Hope you'll recommend my posts via your favorite social media. Just don't copy the material as your own.

When I was a kid, growing up in central Virginia, I noticed that it always rained on Good Friday. My mother noticed that too and was certain there was a cosmic significance to it.

Of course, my mom was always looking for proof that the things she had been taught to believe were really true. I, on the other hand, had read Greek mythology and the Bible at pretty much the same age (starting at about age six) and viewed them as pretty much the same–history plus an ancient people’s explanation of the way the world worked. So I was no more prone to believe (or disbelieve) that it rained on Good Friday because it had rained on the original Good Friday than I was to believe (or disbelieve) that thunderbolts were thrown by Zeus.

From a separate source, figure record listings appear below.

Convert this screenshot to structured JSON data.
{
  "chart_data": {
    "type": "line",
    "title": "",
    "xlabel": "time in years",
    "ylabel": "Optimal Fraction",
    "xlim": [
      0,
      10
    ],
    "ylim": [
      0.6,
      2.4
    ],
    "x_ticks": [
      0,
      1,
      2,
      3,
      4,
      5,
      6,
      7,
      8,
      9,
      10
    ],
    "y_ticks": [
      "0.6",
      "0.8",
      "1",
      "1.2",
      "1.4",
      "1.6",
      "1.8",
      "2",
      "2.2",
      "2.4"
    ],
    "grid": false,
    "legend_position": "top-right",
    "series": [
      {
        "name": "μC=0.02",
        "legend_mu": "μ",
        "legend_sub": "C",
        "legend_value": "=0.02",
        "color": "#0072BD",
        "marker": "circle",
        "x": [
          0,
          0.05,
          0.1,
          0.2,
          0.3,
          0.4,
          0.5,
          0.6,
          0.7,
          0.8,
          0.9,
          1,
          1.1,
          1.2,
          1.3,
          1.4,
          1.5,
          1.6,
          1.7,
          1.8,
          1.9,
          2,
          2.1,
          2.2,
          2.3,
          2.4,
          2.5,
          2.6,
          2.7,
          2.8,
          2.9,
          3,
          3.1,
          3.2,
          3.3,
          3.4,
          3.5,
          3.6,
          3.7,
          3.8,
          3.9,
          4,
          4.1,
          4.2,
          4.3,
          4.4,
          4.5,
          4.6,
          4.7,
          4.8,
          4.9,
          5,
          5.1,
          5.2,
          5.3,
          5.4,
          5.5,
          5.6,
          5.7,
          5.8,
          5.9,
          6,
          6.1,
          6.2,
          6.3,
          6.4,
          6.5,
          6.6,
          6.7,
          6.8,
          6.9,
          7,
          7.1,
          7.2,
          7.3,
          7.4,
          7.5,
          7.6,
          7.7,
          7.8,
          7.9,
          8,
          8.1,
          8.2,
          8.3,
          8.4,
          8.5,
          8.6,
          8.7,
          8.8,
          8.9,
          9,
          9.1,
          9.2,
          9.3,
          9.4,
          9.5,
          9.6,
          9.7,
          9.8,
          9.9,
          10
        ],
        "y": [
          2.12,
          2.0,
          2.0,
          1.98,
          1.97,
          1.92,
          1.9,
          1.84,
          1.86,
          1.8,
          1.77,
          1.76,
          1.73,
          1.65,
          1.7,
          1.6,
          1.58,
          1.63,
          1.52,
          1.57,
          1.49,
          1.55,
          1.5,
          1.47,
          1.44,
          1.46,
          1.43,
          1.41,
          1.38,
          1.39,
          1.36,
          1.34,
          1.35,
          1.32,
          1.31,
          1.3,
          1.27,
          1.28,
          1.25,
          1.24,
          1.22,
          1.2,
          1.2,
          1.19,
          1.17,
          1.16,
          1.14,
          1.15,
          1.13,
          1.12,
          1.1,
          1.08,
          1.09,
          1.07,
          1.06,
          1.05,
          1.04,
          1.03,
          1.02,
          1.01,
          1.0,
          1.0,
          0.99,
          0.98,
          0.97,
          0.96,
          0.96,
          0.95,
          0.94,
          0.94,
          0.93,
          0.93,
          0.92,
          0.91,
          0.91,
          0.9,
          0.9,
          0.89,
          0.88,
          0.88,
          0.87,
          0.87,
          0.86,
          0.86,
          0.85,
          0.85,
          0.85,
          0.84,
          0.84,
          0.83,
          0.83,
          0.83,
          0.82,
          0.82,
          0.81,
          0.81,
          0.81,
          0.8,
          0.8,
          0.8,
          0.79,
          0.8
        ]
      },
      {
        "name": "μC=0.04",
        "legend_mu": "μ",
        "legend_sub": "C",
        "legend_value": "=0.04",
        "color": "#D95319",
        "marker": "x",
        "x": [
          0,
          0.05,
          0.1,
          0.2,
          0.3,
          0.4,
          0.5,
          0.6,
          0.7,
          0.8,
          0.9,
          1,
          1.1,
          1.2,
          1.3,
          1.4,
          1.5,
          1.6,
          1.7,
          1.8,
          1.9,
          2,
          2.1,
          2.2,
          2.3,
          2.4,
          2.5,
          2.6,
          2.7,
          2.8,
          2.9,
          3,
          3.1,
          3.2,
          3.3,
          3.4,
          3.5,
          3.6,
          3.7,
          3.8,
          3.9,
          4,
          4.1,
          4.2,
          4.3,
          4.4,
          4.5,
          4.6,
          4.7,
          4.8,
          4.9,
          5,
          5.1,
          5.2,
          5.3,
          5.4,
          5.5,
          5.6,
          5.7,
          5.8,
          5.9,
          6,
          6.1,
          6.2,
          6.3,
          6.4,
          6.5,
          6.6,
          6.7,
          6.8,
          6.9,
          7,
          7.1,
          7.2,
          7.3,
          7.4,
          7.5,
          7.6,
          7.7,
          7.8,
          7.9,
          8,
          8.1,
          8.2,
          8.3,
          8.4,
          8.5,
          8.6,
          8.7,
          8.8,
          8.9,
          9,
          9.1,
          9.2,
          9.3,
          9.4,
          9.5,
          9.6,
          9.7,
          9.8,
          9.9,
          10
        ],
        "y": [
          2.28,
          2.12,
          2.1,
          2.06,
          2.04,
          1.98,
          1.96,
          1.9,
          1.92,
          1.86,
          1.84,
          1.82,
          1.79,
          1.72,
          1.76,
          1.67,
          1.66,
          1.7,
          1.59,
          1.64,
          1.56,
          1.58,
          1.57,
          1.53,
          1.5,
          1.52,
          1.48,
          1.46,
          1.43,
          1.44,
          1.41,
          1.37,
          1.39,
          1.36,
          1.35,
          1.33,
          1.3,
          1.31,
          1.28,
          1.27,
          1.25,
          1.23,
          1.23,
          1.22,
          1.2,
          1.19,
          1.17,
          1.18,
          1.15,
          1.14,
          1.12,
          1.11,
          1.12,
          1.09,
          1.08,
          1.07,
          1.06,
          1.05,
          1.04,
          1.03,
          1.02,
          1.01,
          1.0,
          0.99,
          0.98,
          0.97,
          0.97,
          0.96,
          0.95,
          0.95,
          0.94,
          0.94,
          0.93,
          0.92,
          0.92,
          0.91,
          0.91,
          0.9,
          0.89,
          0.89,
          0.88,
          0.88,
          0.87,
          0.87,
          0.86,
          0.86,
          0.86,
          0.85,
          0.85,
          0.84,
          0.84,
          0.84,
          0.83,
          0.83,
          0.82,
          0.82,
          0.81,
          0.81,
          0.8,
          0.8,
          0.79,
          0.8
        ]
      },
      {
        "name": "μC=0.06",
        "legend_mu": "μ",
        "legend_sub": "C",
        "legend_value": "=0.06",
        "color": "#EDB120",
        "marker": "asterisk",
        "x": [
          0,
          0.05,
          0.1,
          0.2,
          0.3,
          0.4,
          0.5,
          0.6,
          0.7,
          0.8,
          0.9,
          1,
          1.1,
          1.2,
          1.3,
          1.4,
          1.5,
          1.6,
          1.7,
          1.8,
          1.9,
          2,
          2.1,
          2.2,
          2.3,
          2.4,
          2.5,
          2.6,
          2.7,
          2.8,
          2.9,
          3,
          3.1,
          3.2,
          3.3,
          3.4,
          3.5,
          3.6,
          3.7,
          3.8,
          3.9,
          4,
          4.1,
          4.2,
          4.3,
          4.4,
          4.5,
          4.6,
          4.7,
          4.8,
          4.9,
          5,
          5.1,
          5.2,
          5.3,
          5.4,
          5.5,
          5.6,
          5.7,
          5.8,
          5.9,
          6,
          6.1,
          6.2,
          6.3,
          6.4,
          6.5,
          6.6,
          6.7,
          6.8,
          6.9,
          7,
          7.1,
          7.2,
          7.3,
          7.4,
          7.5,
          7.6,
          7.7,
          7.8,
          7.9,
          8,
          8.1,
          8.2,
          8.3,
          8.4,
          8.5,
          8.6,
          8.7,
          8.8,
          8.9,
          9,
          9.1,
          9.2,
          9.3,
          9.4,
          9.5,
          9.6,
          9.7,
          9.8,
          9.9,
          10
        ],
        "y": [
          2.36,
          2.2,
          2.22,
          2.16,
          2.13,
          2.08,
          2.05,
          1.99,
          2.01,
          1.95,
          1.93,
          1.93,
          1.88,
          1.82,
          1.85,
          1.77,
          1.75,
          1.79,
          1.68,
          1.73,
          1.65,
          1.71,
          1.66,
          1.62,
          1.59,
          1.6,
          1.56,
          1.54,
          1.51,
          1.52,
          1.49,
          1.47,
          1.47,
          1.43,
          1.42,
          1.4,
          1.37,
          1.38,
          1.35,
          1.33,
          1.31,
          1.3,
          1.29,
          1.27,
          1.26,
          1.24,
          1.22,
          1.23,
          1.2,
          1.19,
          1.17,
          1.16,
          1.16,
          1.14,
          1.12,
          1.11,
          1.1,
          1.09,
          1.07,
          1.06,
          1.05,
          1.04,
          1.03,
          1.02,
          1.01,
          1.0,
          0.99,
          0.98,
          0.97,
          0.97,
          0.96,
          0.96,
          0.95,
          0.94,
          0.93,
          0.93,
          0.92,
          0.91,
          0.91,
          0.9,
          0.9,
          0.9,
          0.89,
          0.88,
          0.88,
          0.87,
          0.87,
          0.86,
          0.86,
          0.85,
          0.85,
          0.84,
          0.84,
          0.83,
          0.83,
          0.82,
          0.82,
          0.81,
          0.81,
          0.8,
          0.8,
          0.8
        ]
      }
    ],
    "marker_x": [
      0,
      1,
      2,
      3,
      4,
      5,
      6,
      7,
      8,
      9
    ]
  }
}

I’ve been re-reading a really extraordinary book, The Jesus Dynasty by James D. Tabor. The book is too complex to do justice to in a brief summary, but the author takes a look at what the evidence suggests really happened 2000 years ago, and it’s not quite what people have come to believe. Among other things, Jesus didn’t die on Good Friday.

I wondered early on about that business about “and on the third day,” because there’s really no way to get a “third day” between Friday afternoon and Sunday morning. Christians assumed that because Jesus had to be taken down from the cross before the Sabbath started, he must have died on Friday. But the start of Passover is also a Sabbath, and Passover began on Thursday that year.

So Jesus died on Thursday, was taken down… and on the third day he wasn’t in the tomb. I don’t suppose we’ll ever know what really happened (the Gospels don’t even get the story straight among them). The tomb was empty. How it got that way is a matter of facts or faith.